Homemade Hot Fudge Sauce
Hands down, one of the best hot fudge sauces you'll ever try...and worth every calorie! Whenever my mother made homemade ice cream, she also made this luscious hot fudge sauce. It's thick, rich and has a fabulous taste with the Dutch cocoa adding a nice depth of flavor. It only takes about 30 minutes to make and is SO simple that you'd be crazy not to give it a try."This recipe was AWESOME. I tried three different recipes in one day trying to find a good one. This one was hands down the best of the three. It wasn't hard to make and didn't take much time at all. I used Hershey's Special Dark chocolate chips and made sure to only boil it on low for 5 minutes so as not to overcook it. It was smooth, fudgy and chewy when poured over ice-cream. Rich and delicious - this recipe is a keeper - thanks so much for sharing!! " - MinBurntHills
Yield: 2 Ready in 30 minutes
261 people trying soon
Verified by stevemur
Homemade Hot Fudge Sauce Preparation
Combine the cream, corn syrup, sugar, cocoa, salt, and half of the chocolate in a 1 1/2-quart heavy-based saucepan and bring to a boil over medium heat, stirring, until chocolate is melted. Reduce heat and cook at a low boil, stirring occasionally, for 5 minutes. Remove pan from heat and whisk in the butter, vanilla, and remaining chocolate, whisking until smooth.

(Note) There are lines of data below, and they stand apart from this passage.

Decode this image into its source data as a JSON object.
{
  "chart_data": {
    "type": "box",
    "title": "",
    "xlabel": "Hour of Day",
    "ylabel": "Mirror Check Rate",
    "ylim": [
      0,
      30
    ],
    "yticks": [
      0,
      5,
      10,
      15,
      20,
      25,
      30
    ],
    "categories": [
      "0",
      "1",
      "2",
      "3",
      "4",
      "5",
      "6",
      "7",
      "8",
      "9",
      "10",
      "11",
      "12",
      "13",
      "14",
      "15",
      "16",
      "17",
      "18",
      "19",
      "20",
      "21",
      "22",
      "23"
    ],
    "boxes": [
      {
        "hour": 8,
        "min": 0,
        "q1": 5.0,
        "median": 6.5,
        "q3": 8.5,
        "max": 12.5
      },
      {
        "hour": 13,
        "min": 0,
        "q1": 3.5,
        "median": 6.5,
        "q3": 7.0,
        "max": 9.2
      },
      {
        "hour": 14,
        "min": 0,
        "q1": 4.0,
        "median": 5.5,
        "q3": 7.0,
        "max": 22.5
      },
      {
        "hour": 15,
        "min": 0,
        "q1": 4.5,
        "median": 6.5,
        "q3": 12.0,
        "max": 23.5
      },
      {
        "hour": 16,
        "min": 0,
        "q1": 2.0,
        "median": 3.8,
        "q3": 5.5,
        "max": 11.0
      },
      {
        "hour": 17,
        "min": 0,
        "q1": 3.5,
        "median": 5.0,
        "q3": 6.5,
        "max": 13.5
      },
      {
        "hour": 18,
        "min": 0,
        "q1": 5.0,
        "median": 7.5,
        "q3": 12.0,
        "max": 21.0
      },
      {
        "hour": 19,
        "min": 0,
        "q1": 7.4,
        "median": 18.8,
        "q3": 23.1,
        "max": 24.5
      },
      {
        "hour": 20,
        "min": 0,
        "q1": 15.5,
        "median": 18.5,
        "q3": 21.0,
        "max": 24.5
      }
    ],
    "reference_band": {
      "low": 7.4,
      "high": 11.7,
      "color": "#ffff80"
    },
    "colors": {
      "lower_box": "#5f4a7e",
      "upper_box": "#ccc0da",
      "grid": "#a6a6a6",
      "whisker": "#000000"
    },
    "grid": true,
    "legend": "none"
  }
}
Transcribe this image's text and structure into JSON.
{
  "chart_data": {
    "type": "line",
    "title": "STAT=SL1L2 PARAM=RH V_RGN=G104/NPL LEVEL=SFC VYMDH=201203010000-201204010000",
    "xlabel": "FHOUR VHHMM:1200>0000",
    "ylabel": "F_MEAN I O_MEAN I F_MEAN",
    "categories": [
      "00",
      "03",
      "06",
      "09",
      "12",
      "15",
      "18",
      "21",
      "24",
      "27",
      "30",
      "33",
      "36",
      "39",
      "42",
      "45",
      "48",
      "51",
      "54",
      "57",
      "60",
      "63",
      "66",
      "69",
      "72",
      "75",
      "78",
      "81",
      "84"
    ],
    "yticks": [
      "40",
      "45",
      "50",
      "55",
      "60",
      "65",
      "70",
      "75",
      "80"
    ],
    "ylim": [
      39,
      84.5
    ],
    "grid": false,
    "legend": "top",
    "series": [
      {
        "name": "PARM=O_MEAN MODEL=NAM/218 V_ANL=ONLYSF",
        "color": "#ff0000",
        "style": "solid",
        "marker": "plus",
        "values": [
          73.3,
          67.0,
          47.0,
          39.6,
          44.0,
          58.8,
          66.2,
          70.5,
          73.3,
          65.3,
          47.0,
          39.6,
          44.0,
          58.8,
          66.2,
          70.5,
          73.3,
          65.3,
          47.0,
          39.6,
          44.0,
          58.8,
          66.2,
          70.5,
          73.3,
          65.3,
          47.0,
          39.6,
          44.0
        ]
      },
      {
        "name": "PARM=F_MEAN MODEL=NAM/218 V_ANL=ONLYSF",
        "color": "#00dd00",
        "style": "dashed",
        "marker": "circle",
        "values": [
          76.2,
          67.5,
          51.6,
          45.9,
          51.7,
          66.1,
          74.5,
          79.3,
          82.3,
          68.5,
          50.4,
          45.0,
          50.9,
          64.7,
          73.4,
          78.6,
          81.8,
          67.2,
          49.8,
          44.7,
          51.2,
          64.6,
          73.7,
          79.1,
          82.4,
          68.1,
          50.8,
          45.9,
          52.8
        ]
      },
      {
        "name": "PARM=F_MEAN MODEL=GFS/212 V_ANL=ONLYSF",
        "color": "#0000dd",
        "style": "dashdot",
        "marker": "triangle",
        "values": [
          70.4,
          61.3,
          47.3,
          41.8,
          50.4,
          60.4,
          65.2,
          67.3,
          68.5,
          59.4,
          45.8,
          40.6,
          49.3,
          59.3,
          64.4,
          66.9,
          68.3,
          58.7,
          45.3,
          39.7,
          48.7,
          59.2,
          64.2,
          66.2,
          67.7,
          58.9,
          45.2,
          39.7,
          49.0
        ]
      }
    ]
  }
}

Cool sauce slightly before serving. Sauce can be refrigerated in an airtight container for up to 1 week; reheat before using.
Makes about 2 cups.
Pour over any flavor of ice cream to create a luscious hot fudge sundae. Don't forget about chopped nuts and/or other toppings!
Used as a topping for any cake, pie or tarte -- changing an otherwise ordinary dessert into an unforgettable dessert!
Drizzle over your favorite fruit or fruit salad -- most fruits are well complemented by the strong and contrasting taste of hot fudge!
Wonderful drizzeled over bread pudding -- I like to add 1/2 cup bourbon to the sauce before boiling for an extra kick.
Do not let the sauce cook too long or it will become fudge.